Manitoba offers cash for returning workers, opposition says it’s not enough

WINNIPEG — The Manitoba government is offering a subsidy for people who return to full-time work during the COVID-19 pandemic.

The money will be available to people currently collecting the federal government's income-replacement programs — the Canada Emergency Response Benefit and the Canada Emergency Student Benefit — and who give them up to return to work for at least 30 hours per week, Premier Brian Pallister said Tuesday.

The money will be handed out in four payments of $500 over six weeks.

"Workers will be able to receive the $2,000 bonus regardless of how much they earn working," Pallister said.

He said the provincial program will take away a disincentive for people on the federal programs to return to work. The Canada Emergency Response Benefit is only available to people who have lost jobs or seen their hours cut, and who now make less than $1,000 per month.

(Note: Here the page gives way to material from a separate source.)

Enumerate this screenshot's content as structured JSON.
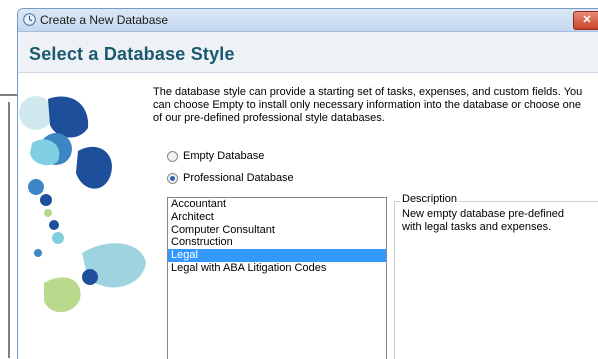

"It's become increasingly evident that the (federal) program ... is actually preventing some Canadians from returning to work on a full-time basis," the premier said, although he did not provide provincial data.

"Our program is designed so that people don't suffer financially when they go back to work."

The Opposition New Democrats said many people may not have jobs to go back to. They pointed to the Progressive Conservative government's cuts to the public sector and accused the Tories of failing to help private-sector employers weather the pandemic.

"The premier is trying to shame people on (the federal benefit) to go back to jobs that aren't there," NDP Leader Wab Kinew said in a written statement. 

Pallister also revealed Tuesday more details about the province's plan to reopen schools on Sept. 8. Regular classroom instruction was shutdown in March due to the pandemic, although some small-group tutoring and assessments have continued.

Pallister confirmed that to make up for some of the lost time this spring, teachers will have fewer professional development and administrative days during the new school year so that they can be replaced by classroom days.

The Manitoba Teachers Society said it has only been told that three of the traditional 10 professional development and administrative days have been moved up to early September, before students return to class. Classroom days will then fill in those three spaces.

The union's president, James Bedford, said he's had no indication so far that the other seven days will be altered.

"What we understand is that the remaining seven will be allocated as they always are during the school year," Bedford said.

Pallister said more information on the back-to-school plan will be revealed shortly by Education Minister Kelvin Goertzen, whose only announcement on the subject so far has been a brief series of messages posted on social media.